生きる兵器という言葉に耳に入った。直接言われたものではない。だが私を指す言葉だとわかる。
足を止めると会話をしていた兵が何事か話しているようだった。止めた足を前に踏み出す。
奥まった場所にある他の部屋とは扉の大きさも違い、兵が二人常に守りのために立つ部屋に向かった。
兵は私の姿を確認すると部屋に向かって声をかけ確認をする。返答があり扉が開かれた。

「おかえり、小夜」

部屋に入り扉が閉まると部屋の主が声を掛けてくる。もはや通過儀礼のようなもの。返す言葉などない。

「無事帰還できて良かった」

戦地から帰還する度に呼び出され同じ言葉を言われる。無事なのは私だけ。残存した兵もいたが死亡した兵の方が多く、生存した者も負傷しなかったものはいない。

「ここでは日本語で話していいよ」

検討違いの言葉に憤るがわかってあえて言っている事もわかっており抑える。目の前の男は上官だ。古きものと戦う事しか覚えておらず元から軍に所属していたと告げられ、戦地に赴くにはこの男に従うしかない。
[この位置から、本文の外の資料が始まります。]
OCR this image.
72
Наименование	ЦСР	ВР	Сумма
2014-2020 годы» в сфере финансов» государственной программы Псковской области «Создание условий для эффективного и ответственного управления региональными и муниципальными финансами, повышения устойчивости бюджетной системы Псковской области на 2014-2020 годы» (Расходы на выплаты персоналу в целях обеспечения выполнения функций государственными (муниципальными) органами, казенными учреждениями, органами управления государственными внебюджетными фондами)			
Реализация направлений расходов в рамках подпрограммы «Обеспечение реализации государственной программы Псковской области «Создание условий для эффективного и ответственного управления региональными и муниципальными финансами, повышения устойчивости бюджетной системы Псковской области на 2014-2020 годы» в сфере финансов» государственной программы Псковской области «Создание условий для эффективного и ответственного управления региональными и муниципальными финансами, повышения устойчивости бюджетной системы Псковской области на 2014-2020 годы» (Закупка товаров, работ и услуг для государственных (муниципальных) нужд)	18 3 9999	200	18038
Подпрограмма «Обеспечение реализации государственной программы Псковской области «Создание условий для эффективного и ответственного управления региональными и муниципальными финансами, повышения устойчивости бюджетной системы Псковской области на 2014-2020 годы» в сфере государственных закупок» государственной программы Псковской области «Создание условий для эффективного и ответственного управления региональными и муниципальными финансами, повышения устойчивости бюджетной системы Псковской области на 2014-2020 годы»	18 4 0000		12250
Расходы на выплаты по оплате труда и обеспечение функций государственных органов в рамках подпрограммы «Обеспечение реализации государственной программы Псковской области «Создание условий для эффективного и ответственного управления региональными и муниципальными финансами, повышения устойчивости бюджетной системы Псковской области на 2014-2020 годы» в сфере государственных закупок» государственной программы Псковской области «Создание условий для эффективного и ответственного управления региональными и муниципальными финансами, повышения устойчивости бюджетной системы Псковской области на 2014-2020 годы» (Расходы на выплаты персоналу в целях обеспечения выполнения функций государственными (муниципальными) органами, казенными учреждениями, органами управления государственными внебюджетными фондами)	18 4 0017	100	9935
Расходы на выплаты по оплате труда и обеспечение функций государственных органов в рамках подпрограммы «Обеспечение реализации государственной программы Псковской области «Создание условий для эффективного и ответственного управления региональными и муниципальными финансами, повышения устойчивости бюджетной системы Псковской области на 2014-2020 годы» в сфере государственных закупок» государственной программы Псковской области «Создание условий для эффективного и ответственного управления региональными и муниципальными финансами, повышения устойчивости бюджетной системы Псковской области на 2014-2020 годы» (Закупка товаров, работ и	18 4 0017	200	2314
「日本語でなくても小夜は話さないね。だからみんな小夜はこの国の言葉がわからないと思ってる」

先程ここに向かうまでに耳に入った会話が過る。生きる兵器であり人ではないと彼らは語る。私自身自分が何なのかわからない。だから足を止めたとしても何も言えはしなかった。

「……何故私一人で行かせない」

何度となく口にした事。男は苦笑し立ち上がると私に近寄り、覗くように顔を近づかせる。
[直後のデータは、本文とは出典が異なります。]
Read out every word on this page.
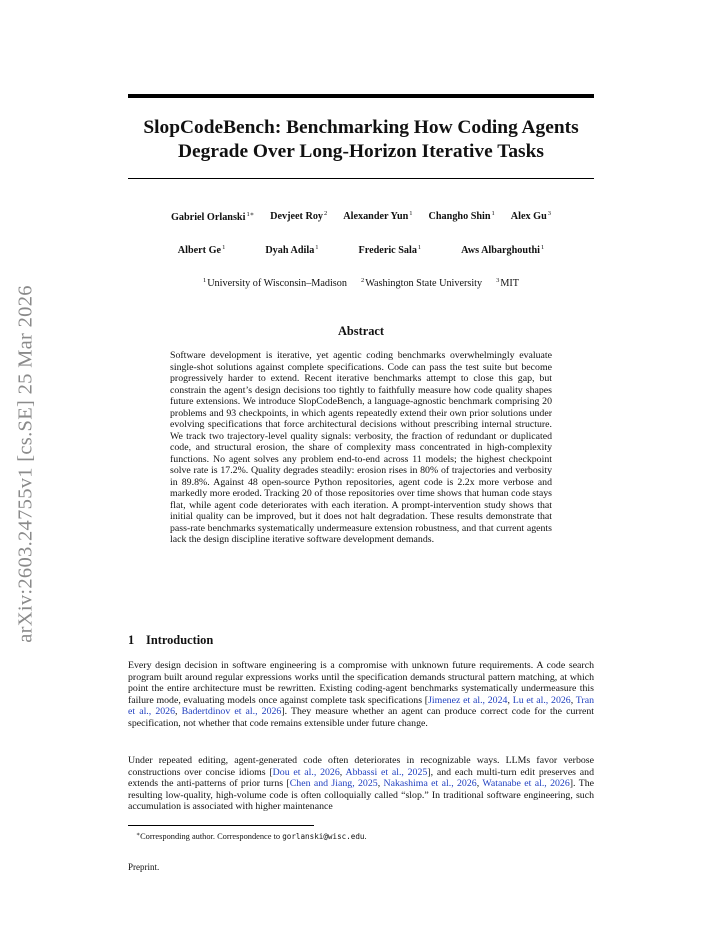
arXiv:2603.24755v1 [cs.SE] 25 Mar 2026
SlopCodeBench: Benchmarking How Coding Agents
Degrade Over Long-Horizon Iterative Tasks
Gabriel Orlanski$^{1∗}$ Devjeet Roy$^2$ Alexander Yun$^1$ Changho Shin$^1$ Alex Gu$^3$
Albert Ge$^1$	Dyah Adila$^1$	Frederic Sala$^1$	Aws Albarghouthi$^1$
$^1$University of Wisconsin–Madison $^2$Washington State University $^3$MIT
Abstract
Software development is iterative, yet agentic coding benchmarks overwhelmingly evaluate single-shot solutions against complete specifications. Code can pass the test suite but become progressively harder to extend. Recent iterative benchmarks attempt to close this gap, but constrain the agent’s design decisions too tightly to faithfully measure how code quality shapes future extensions. We introduce SlopCodeBench, a language-agnostic benchmark comprising 20 problems and 93 checkpoints, in which agents repeatedly extend their own prior solutions under evolving specifications that force architectural decisions without prescribing internal structure. We track two trajectory-level quality signals: verbosity, the fraction of redundant or duplicated code, and structural erosion, the share of complexity mass concentrated in high-complexity functions. No agent solves any problem end-to-end across 11 models; the highest checkpoint solve rate is 17.2%. Quality degrades steadily: erosion rises in 80% of trajectories and verbosity in 89.8%. Against 48 open-source Python repositories, agent code is 2.2x more verbose and markedly more eroded. Tracking 20 of those repositories over time shows that human code stays flat, while agent code deteriorates with each iteration. A prompt-intervention study shows that initial quality can be improved, but it does not halt degradation. These results demonstrate that pass-rate benchmarks systematically undermeasure extension robustness, and that current agents lack the design discipline iterative software development demands.
1 Introduction
Every design decision in software engineering is a compromise with unknown future requirements. A code search program built around regular expressions works until the specification demands structural pattern matching, at which point the entire architecture must be rewritten. Existing coding-agent benchmarks systematically undermeasure this failure mode, evaluating models once against complete task specifications [Jimenez et al., 2024, Lu et al., 2026, Tran et al., 2026, Badertdinov et al., 2026]. They measure whether an agent can produce correct code for the current specification, not whether that code remains extensible under future change.
Under repeated editing, agent-generated code often deteriorates in recognizable ways. LLMs favor verbose constructions over concise idioms [Dou et al., 2026, Abbassi et al., 2025], and each multi-turn edit preserves and extends the anti-patterns of prior turns [Chen and Jiang, 2025, Nakashima et al., 2026, Watanabe et al., 2026]. The resulting low-quality, high-volume code is often colloquially called “slop.” In traditional software engineering, such accumulation is associated with higher maintenance
∗Corresponding author. Correspondence to gorlanski@wisc.edu.
Preprint.
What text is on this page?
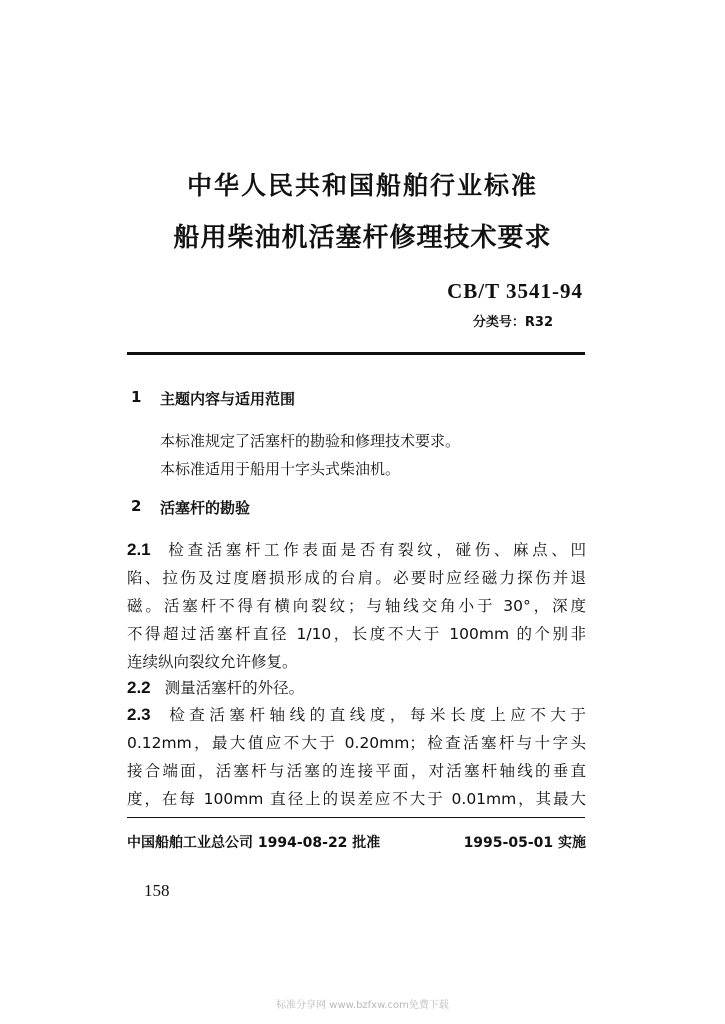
中华人民共和国船舶行业标准
船用柴油机活塞杆修理技术要求
CB/T 3541-94
分类号：R32
1 主题内容与适用范围
本标准规定了活塞杆的勘验和修理技术要求。
本标准适用于船用十字头式柴油机。
2 活塞杆的勘验
2.1 检查活塞杆工作表面是否有裂纹，碰伤、麻点、凹
陷、拉伤及过度磨损形成的台肩。必要时应经磁力探伤并退
磁。活塞杆不得有横向裂纹；与轴线交角小于 30°，深度
不得超过活塞杆直径 1/10，长度不大于 100mm 的个别非
连续纵向裂纹允许修复。
2.2 测量活塞杆的外径。
2.3 检查活塞杆轴线的直线度，每米长度上应不大于
0.12mm，最大值应不大于 0.20mm；检查活塞杆与十字头
接合端面，活塞杆与活塞的连接平面，对活塞杆轴线的垂直
度，在每 100mm 直径上的误差应不大于 0.01mm，其最大
中国船舶工业总公司 1994-08-22 批准	1995-05-01 实施
158
标准分享网 www.bzfxw.com免费下载
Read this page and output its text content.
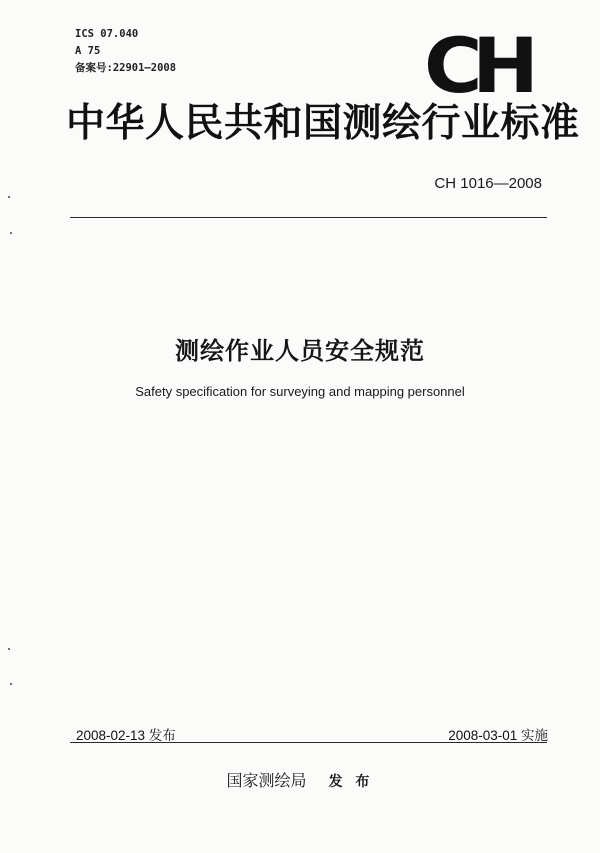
ICS 07.040
A 75
备案号:22901—2008	CH
中华人民共和国测绘行业标准
CH 1016—2008
测绘作业人员安全规范
Safety specification for surveying and mapping personnel
2008-02-13 发布	2008-03-01 实施
国家测绘局 发 布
「それがこの世界だからだよ、小夜。君がここにいるかぎり守らなきゃいけない最低限がある」
「私に出ていけと言っているのか」
「そうじゃないよ。小夜一人だと古きものの発見が遅れる。だから君はここにいる。戦いたいならここにいるしかない」

男の言葉に違和感を覚えた。私は確かに戦うためにいて軍人にかわりない。だが戦いたいのかと問われれば違う。男には言わずに視線を逸らした。
口にしてもどうにもならない。私はここにいるしかないのだから。

「少し休むといいよ、小夜」

頬に触れる指先を払うことはせず目を閉じた。